Barcodes and Objects
Basically, you either buy or print yourself a barcode sticker, you associate some digital content with the specific barcode (be it text, video, audio, a map, a phone number, or whatever) and you attach it to any physical object. Whoever comes by it and scans it will access your message, and/or add his or her own.
I am a big fan of the translation of the digital/virtual into the material world (a process generally indexed by the term ‘augmented reality’), and this simple idea is exceptionally fertile. Art installations could find a lot of potential in it, as well as more mundane viral marketing. An ‘augmented barcode’ such as this is the ultimate symbol.
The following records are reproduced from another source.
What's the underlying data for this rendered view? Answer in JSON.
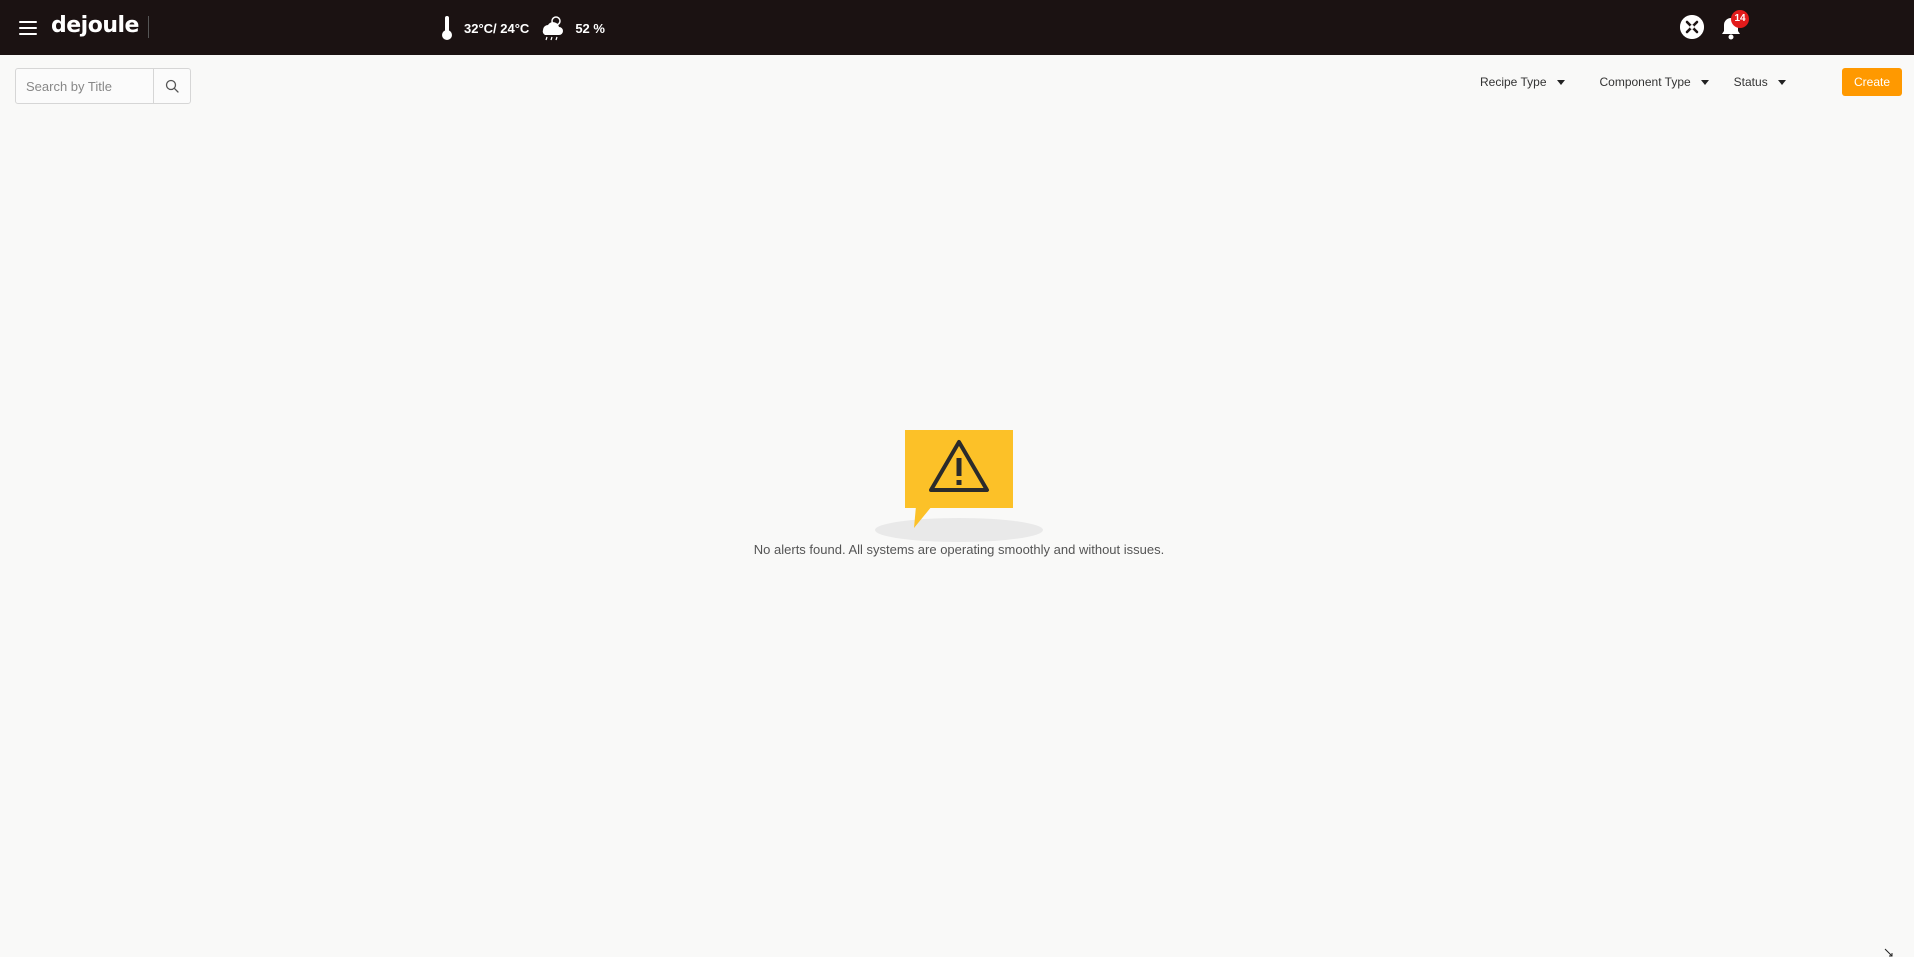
{
  "header": {
    "logo_text": "dejoule",
    "temperature": "32°C/ 24°C",
    "humidity": "52 %",
    "notification_count": "14",
    "icons": [
      "menu-icon",
      "thermometer-icon",
      "weather-cloud-rain-icon",
      "tools-icon",
      "bell-icon"
    ]
  },
  "toolbar": {
    "search_placeholder": "Search by Title",
    "filters": {
      "recipe_type": "Recipe Type",
      "component_type": "Component Type",
      "status": "Status"
    },
    "create_label": "Create"
  },
  "empty_state": {
    "message": "No alerts found. All systems are operating smoothly and without issues."
  },
  "colors": {
    "topbar_bg": "#1b1212",
    "accent": "#ff9900",
    "warning_yellow": "#fcc128",
    "badge_red": "#e21b1b",
    "page_bg": "#f9f9f8"
  }
}
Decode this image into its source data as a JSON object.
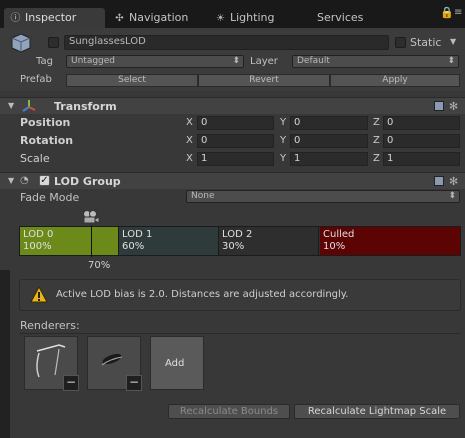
{
  "tabs": [
    {
      "label": "Inspector",
      "icon": "info-icon"
    },
    {
      "label": "Navigation",
      "icon": "compass-icon"
    },
    {
      "label": "Lighting",
      "icon": "sun-icon"
    },
    {
      "label": "Services",
      "icon": ""
    }
  ],
  "object": {
    "name": "SunglassesLOD",
    "static_label": "Static",
    "tag_label": "Tag",
    "tag_value": "Untagged",
    "layer_label": "Layer",
    "layer_value": "Default",
    "prefab_label": "Prefab",
    "select_label": "Select",
    "revert_label": "Revert",
    "apply_label": "Apply"
  },
  "transform": {
    "title": "Transform",
    "rows": [
      {
        "label": "Position",
        "x": "0",
        "y": "0",
        "z": "0"
      },
      {
        "label": "Rotation",
        "x": "0",
        "y": "0",
        "z": "0"
      },
      {
        "label": "Scale",
        "x": "1",
        "y": "1",
        "z": "1"
      }
    ],
    "axis": {
      "x": "X",
      "y": "Y",
      "z": "Z"
    }
  },
  "lod_group": {
    "title": "LOD Group",
    "fade_mode_label": "Fade Mode",
    "fade_mode_value": "None",
    "levels": [
      {
        "name": "LOD 0",
        "percent": "100%",
        "color": "#6c8a1a"
      },
      {
        "name": "LOD 1",
        "percent": "60%",
        "color": "#2f3a3a"
      },
      {
        "name": "LOD 2",
        "percent": "30%",
        "color": "#2e2e2e"
      },
      {
        "name": "Culled",
        "percent": "10%",
        "color": "#5c0404"
      }
    ],
    "cursor_percent": "70%",
    "warning": "Active LOD bias is 2.0. Distances are adjusted accordingly.",
    "renderers_label": "Renderers:",
    "add_label": "Add",
    "recalc_bounds": "Recalculate Bounds",
    "recalc_lightmap": "Recalculate Lightmap Scale"
  }
}
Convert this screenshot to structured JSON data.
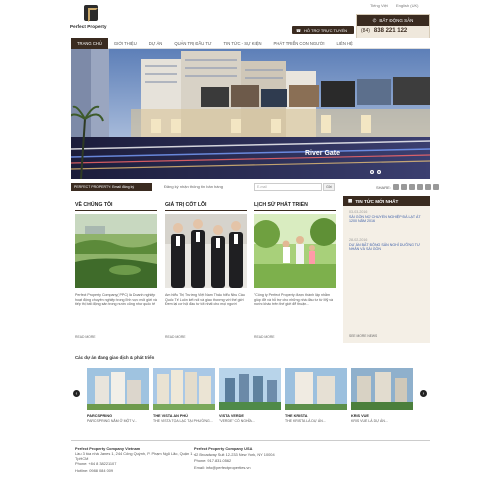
{
  "header": {
    "logo_text": "Perfect Property",
    "lang_vi": "Tiếng Việt",
    "lang_en": "English (UK)",
    "support_label": "HỖ TRỢ TRỰC TUYẾN",
    "contact_title": "BẤT ĐỘNG SẢN",
    "phone_prefix": "(84)",
    "phone": "838 221 122",
    "search_placeholder": "Tìm kiếm..."
  },
  "nav": {
    "items": [
      "TRANG CHỦ",
      "GIỚI THIỆU",
      "DỰ ÁN",
      "QUẢN TRỊ ĐẦU TƯ",
      "TIN TỨC - SỰ KIỆN",
      "PHÁT TRIỂN CON NGƯỜI",
      "LIÊN HỆ"
    ]
  },
  "banner": {
    "caption": "River Gate"
  },
  "newsletter": {
    "bar_label": "PERFECT PROPERTY: Email đăng ký",
    "label": "Đăng ký nhận thông tin bản hàng",
    "email_placeholder": "E-mail",
    "send": "Gửi"
  },
  "share": {
    "label": "SHARE:"
  },
  "columns": [
    {
      "title": "VỀ CHÚNG TÔI",
      "text": "Perfect Property Company( PPC) là Doanh nghiệp hoạt động chuyên nghiệp trong lĩnh vực môi giới và tiếp thị bất động sản trong nước cũng như quốc tế",
      "more": "READ MORE"
    },
    {
      "title": "GIÁ TRỊ CỐT LÕI",
      "text": "Am hiểu Thị Trường Việt Nam Thấu hiểu Nhu Cầu Quốc Tế Luôn kết nối và giao thương với thế giới Đem lại cơ hội đầu tư tốt nhất cho mọi người",
      "more": "READ MORE"
    },
    {
      "title": "LỊCH SỬ PHÁT TRIỂN",
      "text": "\"Công ty Perfect Property được thành lập nhằm giúp đỡ và hỗ trợ cho những nhà đầu tư từ Mỹ và nước khác trên thế giới để thuận...",
      "more": "READ MORE"
    }
  ],
  "sidebar": {
    "title": "TIN TỨC MỚI NHẤT",
    "items": [
      {
        "date": "03-03-2016",
        "title": "SÀI GÒN NỢ CHUYỂN NGHIỆP ĐÀ LẠT ÁT 1200 NĂM 2016"
      },
      {
        "date": "28-02-2016",
        "title": "DỰ ÁN BẤT ĐỘNG SẢN NGHỈ DƯỠNG TƯ NHÂN VÀ SÀI GÒN"
      }
    ],
    "more": "SEE MORE NEWS"
  },
  "projects": {
    "title": "Các dự án đang giao dịch & phát triển",
    "items": [
      {
        "name": "PARCSPRING",
        "sub": "PARCSPRING NĂM Ở MỘT V..."
      },
      {
        "name": "THE VISTA AN PHÚ",
        "sub": "THE VISTA TỌA LẠC TẠI PHƯỜNG..."
      },
      {
        "name": "VISTA VERDE",
        "sub": "\"VERDE\" CÓ NGHĨA..."
      },
      {
        "name": "THE KRISTA",
        "sub": "THE KRISTA LÀ DỰ ÁN..."
      },
      {
        "name": "KRIS VUE",
        "sub": "KRIS VUE LÀ DỰ ÁN..."
      }
    ]
  },
  "footer": {
    "vn": {
      "company": "Perfect Property Company Vietnam",
      "address": "Lầu 3 tòa nhà Janes 1, 244 Cống Quỳnh, P. Phạm Ngũ Lão, Quận 1 - TpHCM",
      "phone": "Phone: +84 8 38221107",
      "hotline": "Hotline: 0988 084 009"
    },
    "usa": {
      "company": "Perfect Property Company USA",
      "address": "42 Broadway Suit 12-233 New York, NY 10004",
      "phone": "Phone: 917.831.0562",
      "email": "Email: info@perfectproperties.vn"
    }
  },
  "colors": {
    "brand": "#3a2b20",
    "cream": "#efe8dc",
    "link": "#3b5ea8"
  }
}
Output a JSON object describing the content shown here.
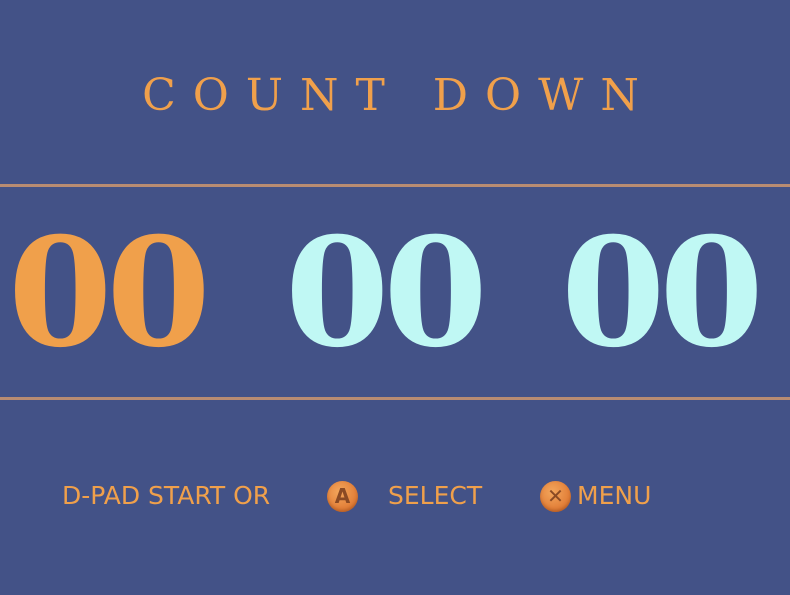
{
  "screen": {
    "title": "COUNT DOWN",
    "colors": {
      "background": "#435287",
      "accent": "#f0a04b",
      "inactive_digits": "#c0f8f4",
      "rule": "#b98c72"
    }
  },
  "timer": {
    "hours": "00",
    "minutes": "00",
    "seconds": "00",
    "selected_segment": "hours"
  },
  "controls": {
    "dpad_label": "D-PAD START OR",
    "a_button_glyph": "A",
    "select_label": "SELECT",
    "x_button_glyph": "✕",
    "menu_label": "MENU"
  }
}
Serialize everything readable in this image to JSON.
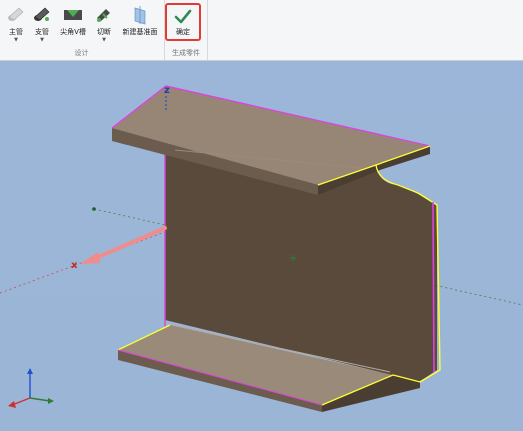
{
  "ribbon": {
    "design_group": {
      "label": "设计",
      "tools": [
        {
          "label": "主管",
          "icon": "main-pipe-icon"
        },
        {
          "label": "支管",
          "icon": "branch-pipe-icon"
        },
        {
          "label": "尖角V槽",
          "icon": "v-groove-icon"
        },
        {
          "label": "切断",
          "icon": "cut-icon"
        },
        {
          "label": "新建基准面",
          "icon": "datum-plane-icon"
        }
      ]
    },
    "generate_group": {
      "label": "生成零件",
      "confirm_label": "确定",
      "confirm_icon": "checkmark-icon",
      "confirm_color": "#2e8b57",
      "highlight_color": "#e53935"
    }
  },
  "viewport": {
    "background": "#9bb5d6",
    "axes": {
      "x": "x",
      "z": "z"
    },
    "model_color": "#6a5c4f",
    "edge_colors": [
      "#e040e0",
      "#ffff33"
    ]
  }
}
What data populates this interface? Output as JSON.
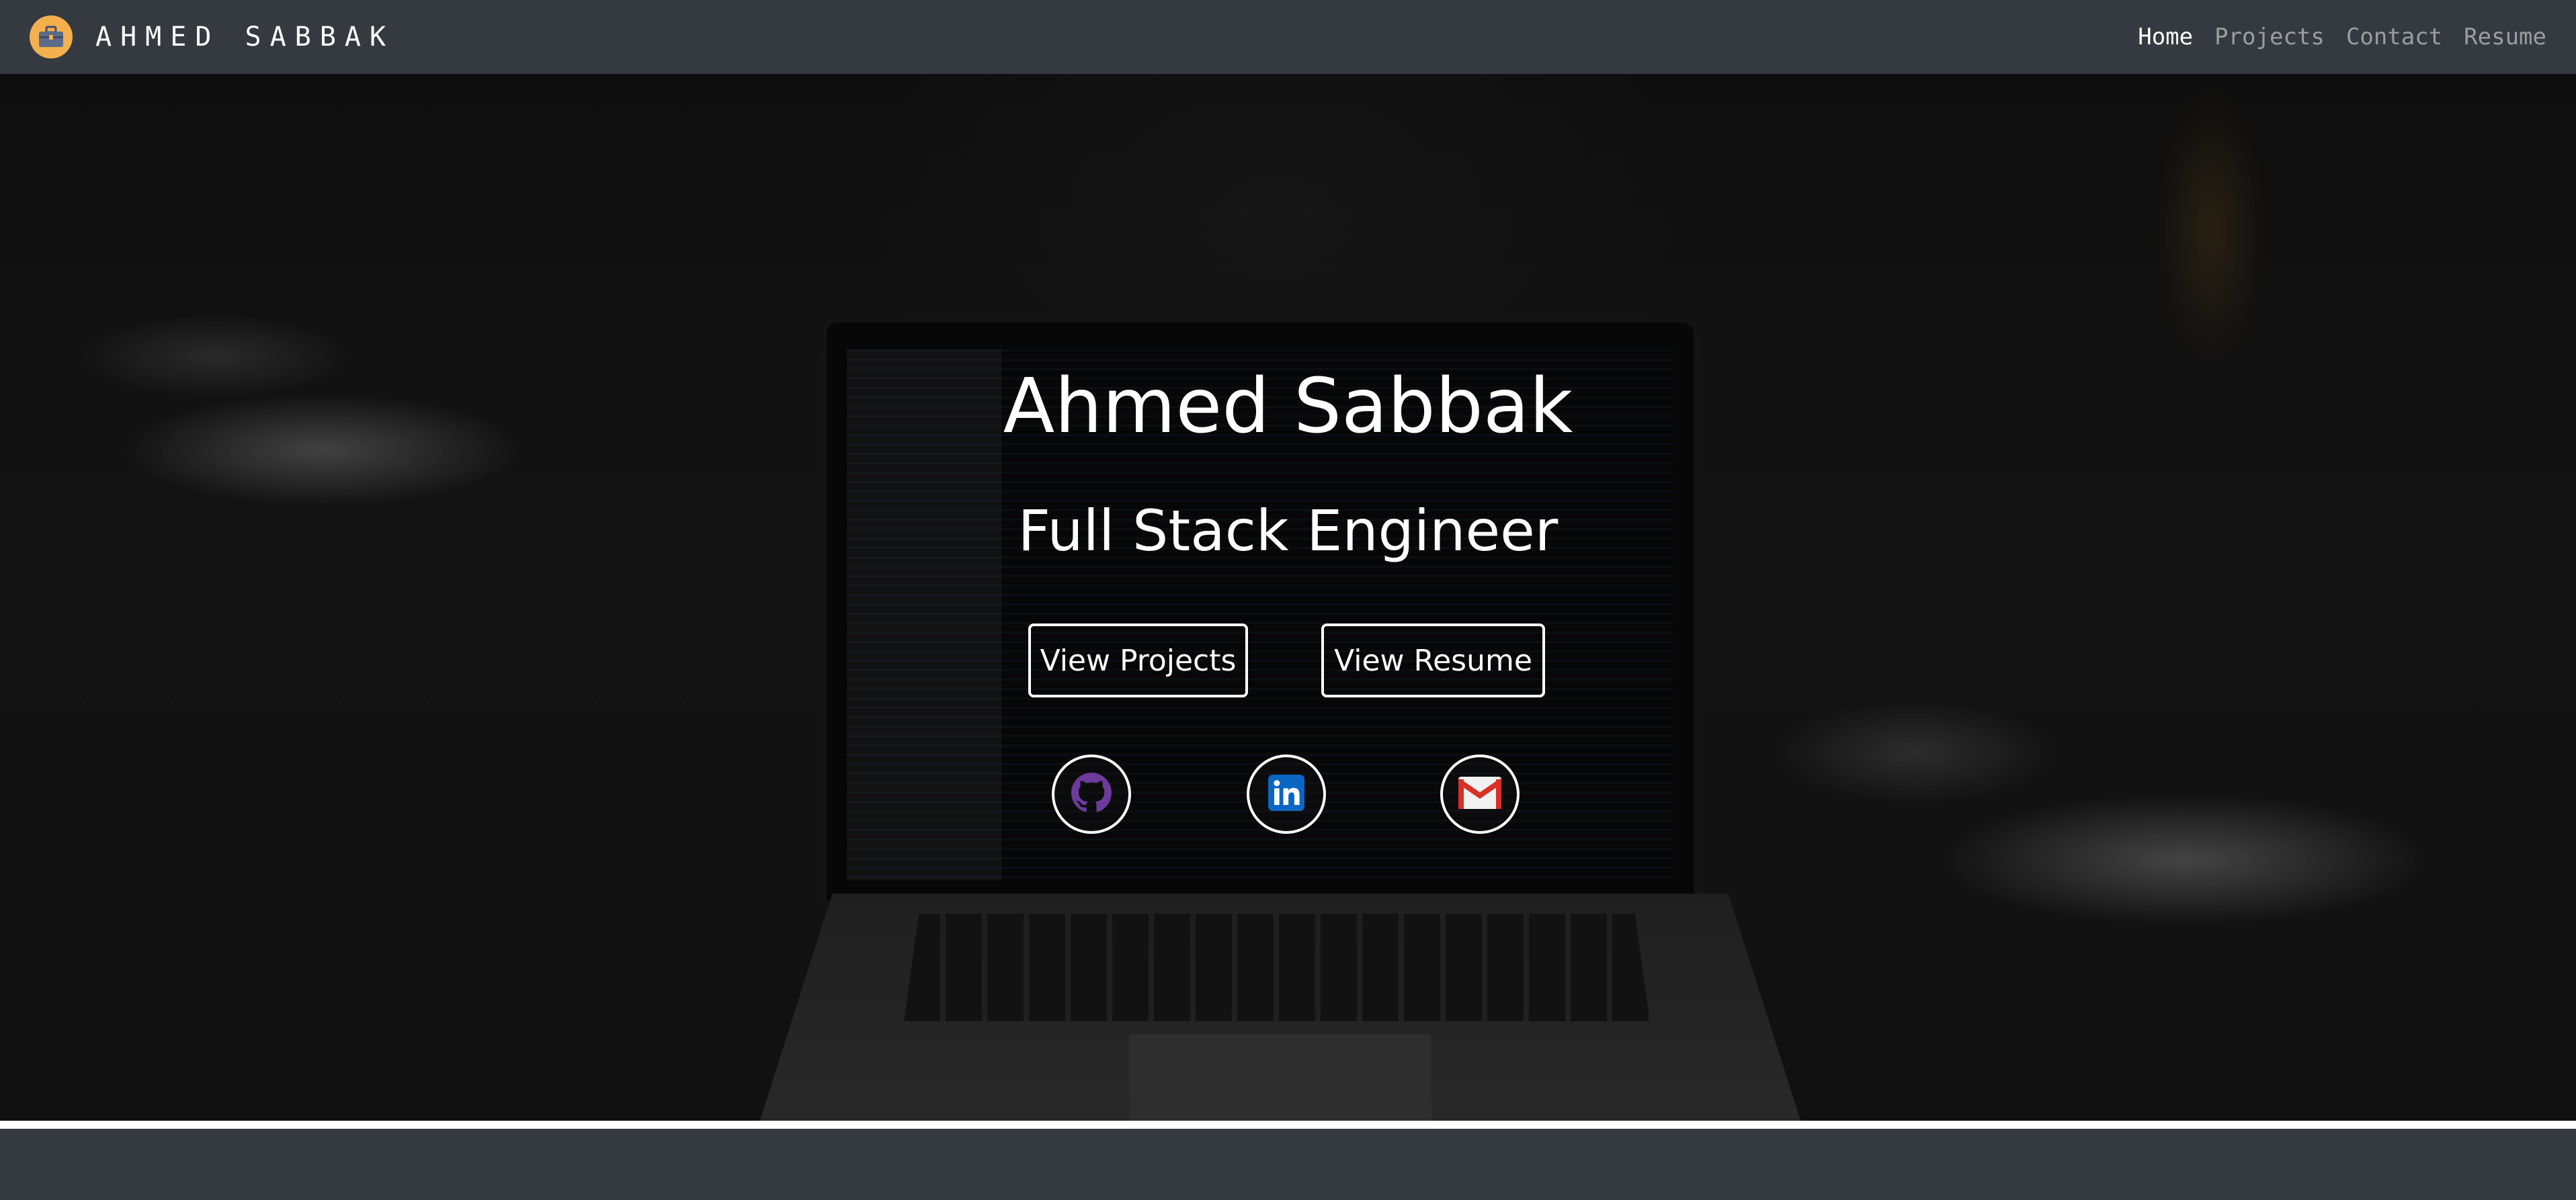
{
  "navbar": {
    "brand": "AHMED SABBAK",
    "logo_icon": "briefcase-icon",
    "logo_color": "#f4b04e",
    "links": [
      {
        "label": "Home",
        "active": true
      },
      {
        "label": "Projects",
        "active": false
      },
      {
        "label": "Contact",
        "active": false
      },
      {
        "label": "Resume",
        "active": false
      }
    ]
  },
  "hero": {
    "title": "Ahmed Sabbak",
    "subtitle": "Full Stack Engineer",
    "buttons": {
      "projects": "View Projects",
      "resume": "View Resume"
    },
    "social": [
      {
        "icon": "github-icon",
        "color": "#6e3a9b"
      },
      {
        "icon": "linkedin-icon",
        "color": "#0a66c2"
      },
      {
        "icon": "gmail-icon",
        "color": "#d93025"
      }
    ]
  }
}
One could write a whole book of poetry with barcodes.
In fact, regarding Ian Bogost’s (hopefully forthcoming) 7×7 pixels philosopher slab poems book, I thought that it would be cool if it were possible to make the pixel portraits themselves scannable (as for an Andriod app ‘pixelcode’)
in order to reveal the poem itself. Or some other message related to their thought, so that their philosophy would emerge from their physical appereance. In other words, a graphic hyperlink, from image to text and –more importantly– from material support to digital content.
Unfortunately, I don’t think it is actually possible to do it, because of the limited number of pixels in a 7×7 square (I am not exactly sure how the information is coded into the black or white pixels in the example above, but I have the feeling that you need a relatively large number of them. I wonder what the minimal constraint is).
As for the ‘stickered objects’ idea, I can see a potential anti-anthropocentric critique from the object-oriented camp: with this barcode operation we are claiming that objects are mute in and by themselves, and that they need our human-generated supplement in order to carry a (our) message. The Techcrunch article makes this very clear when it introduces the app with these words:
Every place and object in the world has a secret past: who lived there, who passed by, who touched it. The secret lives of objects are filled with such details. If only you could make them talk.
Human ‘imperialism’ is reproduced here, where the ‘secret lives’ of object are effectively reduced to what humans did with them. Someone should probably write an essay titled ‘Can the Object Speak?’ or ‘Can the Nonhuman Speak?’.
Nonethless, two things I find quite exciting: 1) the chain of translation: the creation of a digital content (say a video, that needs to be shot, edited, compressed etc), the creation of a material support (a sticker with a barcode, that needs to be printed), the linking of the two and the application of this symbol to a material surface, which will not necessarily be receptive to it (I cannot stick it to a rough surface, for example); 2) the fact that whatever human digital message –integrated in a barcode– is attached to an object, one still needs another object (a barcode scanner) to translate (both linguistically and metaphysically) this material barcode into a digital message, the barcode itself being meaningless to human eyes.
More prosaically, I am planning to use this thing as a research support tool: would you not like to have barcode on the spine of each book on your bookshelf, and just quickly scan it, without pulling out the book, to read your notes regarding that book (crucial points, important pages to read, keywords etc)? I would.